Most divorcing couples in Minnesota want to make the process as painless as possible, especially if they have children. That’s not always easy.
Couples who work together during their divorce save time, money and stress. However, a peaceful process isn’t always possible when one spouse won’t compromise over dividing assets or sharing time with their kids.
Four considerations that can dictate the divorce process
A majority of couples use mediation, negotiation or collaboration to settle their divorce. Those who can’t agree typically resort to litigation and let a judge decide the outcome. Here are four factors to consider when choosing between litigation and cooperation:
- Time: Settlements typically take a few months, and spouses determine when and where they meet. Trials can last more than a year, and your schedule is determined by the court’s calendar.
- Cost: The longer the process takes, the more it will cost. Trials can run well into the five-digit range with attorney fees and court costs. While each divorce is different, settlements can be achieved for a few thousand dollars.

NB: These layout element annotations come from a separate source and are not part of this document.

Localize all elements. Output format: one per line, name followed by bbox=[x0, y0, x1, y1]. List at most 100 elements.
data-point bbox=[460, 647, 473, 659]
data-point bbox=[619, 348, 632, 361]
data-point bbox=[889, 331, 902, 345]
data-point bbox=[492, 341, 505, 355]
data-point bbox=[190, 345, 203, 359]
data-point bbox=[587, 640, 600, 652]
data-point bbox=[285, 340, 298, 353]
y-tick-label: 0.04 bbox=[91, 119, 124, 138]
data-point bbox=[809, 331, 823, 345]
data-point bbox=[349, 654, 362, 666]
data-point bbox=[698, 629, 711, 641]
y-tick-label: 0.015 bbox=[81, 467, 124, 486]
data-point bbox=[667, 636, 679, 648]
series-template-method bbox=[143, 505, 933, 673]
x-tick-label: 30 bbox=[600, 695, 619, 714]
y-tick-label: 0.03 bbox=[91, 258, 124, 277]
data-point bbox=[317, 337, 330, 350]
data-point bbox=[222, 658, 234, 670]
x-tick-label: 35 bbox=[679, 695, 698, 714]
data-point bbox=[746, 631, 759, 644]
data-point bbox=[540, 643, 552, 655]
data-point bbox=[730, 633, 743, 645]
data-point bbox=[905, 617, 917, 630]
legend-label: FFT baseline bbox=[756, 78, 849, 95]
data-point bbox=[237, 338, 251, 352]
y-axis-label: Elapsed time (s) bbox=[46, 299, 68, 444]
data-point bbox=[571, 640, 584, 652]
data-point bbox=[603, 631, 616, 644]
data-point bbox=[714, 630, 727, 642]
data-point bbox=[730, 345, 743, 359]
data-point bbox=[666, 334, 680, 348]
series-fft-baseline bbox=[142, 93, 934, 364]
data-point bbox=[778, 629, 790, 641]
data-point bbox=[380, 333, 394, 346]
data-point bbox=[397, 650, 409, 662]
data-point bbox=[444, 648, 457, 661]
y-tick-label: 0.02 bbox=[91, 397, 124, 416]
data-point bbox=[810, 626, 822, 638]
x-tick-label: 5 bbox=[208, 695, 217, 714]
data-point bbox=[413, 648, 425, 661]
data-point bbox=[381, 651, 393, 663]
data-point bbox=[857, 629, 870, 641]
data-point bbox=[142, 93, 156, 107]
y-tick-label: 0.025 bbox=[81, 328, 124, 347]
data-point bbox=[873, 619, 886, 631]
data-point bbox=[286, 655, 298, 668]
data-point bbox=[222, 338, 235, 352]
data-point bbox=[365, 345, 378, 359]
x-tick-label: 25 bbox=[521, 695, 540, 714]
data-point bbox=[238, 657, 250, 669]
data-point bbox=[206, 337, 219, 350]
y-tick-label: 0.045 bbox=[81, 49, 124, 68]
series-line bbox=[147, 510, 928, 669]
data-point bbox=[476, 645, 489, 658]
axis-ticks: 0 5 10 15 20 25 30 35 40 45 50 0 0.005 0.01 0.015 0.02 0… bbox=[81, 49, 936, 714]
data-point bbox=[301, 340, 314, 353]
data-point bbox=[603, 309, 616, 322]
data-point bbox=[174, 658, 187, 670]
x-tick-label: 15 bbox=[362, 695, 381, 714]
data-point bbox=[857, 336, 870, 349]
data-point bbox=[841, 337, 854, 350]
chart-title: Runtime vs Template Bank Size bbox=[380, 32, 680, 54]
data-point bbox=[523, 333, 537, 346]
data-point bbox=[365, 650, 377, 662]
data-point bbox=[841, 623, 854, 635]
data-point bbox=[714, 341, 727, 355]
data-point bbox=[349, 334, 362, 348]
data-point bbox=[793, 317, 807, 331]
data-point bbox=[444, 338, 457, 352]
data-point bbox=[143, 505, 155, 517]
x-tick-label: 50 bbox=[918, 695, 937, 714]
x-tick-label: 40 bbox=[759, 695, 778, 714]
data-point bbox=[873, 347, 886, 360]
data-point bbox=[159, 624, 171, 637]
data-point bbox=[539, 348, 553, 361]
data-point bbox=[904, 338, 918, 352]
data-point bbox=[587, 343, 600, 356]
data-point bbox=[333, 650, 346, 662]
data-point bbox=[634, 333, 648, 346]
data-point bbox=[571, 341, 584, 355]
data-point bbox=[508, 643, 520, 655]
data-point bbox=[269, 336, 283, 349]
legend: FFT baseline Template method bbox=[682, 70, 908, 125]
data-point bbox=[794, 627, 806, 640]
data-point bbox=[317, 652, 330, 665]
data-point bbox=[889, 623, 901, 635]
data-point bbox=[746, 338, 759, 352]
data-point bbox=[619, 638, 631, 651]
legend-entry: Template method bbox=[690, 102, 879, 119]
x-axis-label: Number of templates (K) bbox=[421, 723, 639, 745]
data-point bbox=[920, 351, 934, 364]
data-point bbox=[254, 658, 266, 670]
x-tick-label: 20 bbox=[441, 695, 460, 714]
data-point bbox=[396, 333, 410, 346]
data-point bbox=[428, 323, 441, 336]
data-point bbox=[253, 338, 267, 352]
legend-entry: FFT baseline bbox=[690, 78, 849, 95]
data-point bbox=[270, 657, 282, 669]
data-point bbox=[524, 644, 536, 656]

- Stress: The more time a divorce takes, and the more it costs, the more stressful the process will likely be. Trials are, by nature, contentious and focus on areas of past disagreements. Mediation and collaboration are more focused on the future and give both parties flexibility to determine the subjects and tone of their discussions.
- Outcome: Of these four factors, this is the one where going to trial may be your best or only option. If your spouse wants a greater share of marital assets or more time with your kids and won’t compromise, taking them to trial may the only way for an equitable outcome.
Choose reason over emotion
It’s advisable to work with an experienced family law attorney who understands the benefits of mediation or collaboration but will fight diligently for you in court if necessary.
Couples who work together determine their own futures instead of leaving those issues up to a judge. For parents, cooperation during divorce also helps establish a mechanism to work through future disagreements involving their children.